Вот этот матч ярко показал, что тренер не умеет ничего, и «Кайрат» как был вечным позорищем, так им и останется. Всё остальное — только повод посмеяться над дилетантом. Всё, совершенно всё говорило об этом. И лишь одна гирька была на другой чаше весов. Гречко знал Тишкова. Это такая рыбина скользкая и умная… в то, что он сглупил с футбольными делами, попросту не верилось. Был умный пройдоха — и вдруг раз, и кучу глупостей наделал у всех на виду? Так не бывает, тем более — на таком-то уровне. Это ведь не детский сад «Одуванчик»! Это целая республика, и это член Политбюро. Нету в Политбюро дурачков, как нет там и тех, кто допускает такие ошибки. Тоже ведь и с Шестернёвым думал сперва — дурь какую-то Петро сочинил, но ему ведь проще уступить, чем аргументированно отказать, толкачу скаженному. Смирился, что приходится капитана сборной ни за фук отдать — ан нет! Приехал мальчишка-итальянец, Таккола этот, и в первом же матче с Абдураимовым друг другу по голевой передаче отгрузили, да на заглядение. Как всегда тут был, хоть лейтенанта присваивай. Опять Петька обернулся красиво, выходит.
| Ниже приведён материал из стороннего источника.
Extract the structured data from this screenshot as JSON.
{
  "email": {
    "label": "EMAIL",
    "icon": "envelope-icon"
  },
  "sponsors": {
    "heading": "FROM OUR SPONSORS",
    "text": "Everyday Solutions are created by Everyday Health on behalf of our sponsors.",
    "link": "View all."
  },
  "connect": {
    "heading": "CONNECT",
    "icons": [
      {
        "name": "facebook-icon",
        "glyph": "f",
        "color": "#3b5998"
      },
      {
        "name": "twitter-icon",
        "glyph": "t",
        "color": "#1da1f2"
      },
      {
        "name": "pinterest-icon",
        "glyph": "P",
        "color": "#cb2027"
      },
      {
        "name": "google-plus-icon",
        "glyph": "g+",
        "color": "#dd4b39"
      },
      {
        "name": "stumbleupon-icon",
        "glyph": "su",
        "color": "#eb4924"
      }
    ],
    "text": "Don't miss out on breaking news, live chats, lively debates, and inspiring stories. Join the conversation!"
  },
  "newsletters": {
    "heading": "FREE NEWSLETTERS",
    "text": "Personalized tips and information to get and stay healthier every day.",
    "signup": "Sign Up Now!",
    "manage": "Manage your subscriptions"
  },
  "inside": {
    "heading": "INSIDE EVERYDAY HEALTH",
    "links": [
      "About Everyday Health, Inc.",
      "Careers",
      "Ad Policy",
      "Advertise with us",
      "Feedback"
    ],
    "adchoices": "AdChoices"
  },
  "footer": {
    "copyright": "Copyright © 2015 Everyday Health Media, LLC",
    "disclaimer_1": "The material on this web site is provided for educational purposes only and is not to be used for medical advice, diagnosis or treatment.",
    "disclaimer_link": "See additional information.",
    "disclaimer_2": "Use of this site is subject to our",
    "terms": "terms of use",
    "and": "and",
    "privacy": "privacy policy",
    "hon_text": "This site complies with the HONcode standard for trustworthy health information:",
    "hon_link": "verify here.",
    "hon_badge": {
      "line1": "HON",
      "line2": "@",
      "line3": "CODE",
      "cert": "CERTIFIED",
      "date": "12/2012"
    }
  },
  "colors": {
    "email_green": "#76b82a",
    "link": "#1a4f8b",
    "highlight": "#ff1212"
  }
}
Тогда что же происходит? По телевизору показывают одно, в газетах пишут это же самое, ну, плюс разобрался Тишков по-своему с зарвавшимися шавками. Рубанул, как всегда, шашкой — да и правильно, знай своё место. Кто такой этот секретарь Донецкий? Даже не шестёрка, так — мелкая пешка, а хвост поднял на Первого секретаря союзной республики. На нарах поскучает, поумнеет. А на душе-то неспокойно. И даже не из-за ЦСКА — это просто футбол. Будет чемпионом, не будет… Плохо — ну, ещё невод закинем. Во, тоже по вытрезвителям порыбачим! Ха-ха. А неспокойно оттого, что не может он Тишкова понять. Чего тот затеял-то? Ну вот что?! Гречко даже не смущался тем, что, строго говоря, неизвестно было, жив ли вообще Пётр. Чтоб этот жук, да не выкрутился хоть из-под земли? Ладно. Пошлём кого умного завтра с проверкой в Среднеазиатский военный округ — пусть потопчется там-сям, слухи пособирает, на пару матчей сходит, послушает, о чём болельщики толкуют.
Решив так, маршал успокоился, принял на сон грядущий сто грамм «Зубровки» и привалился к тёплому боку жены.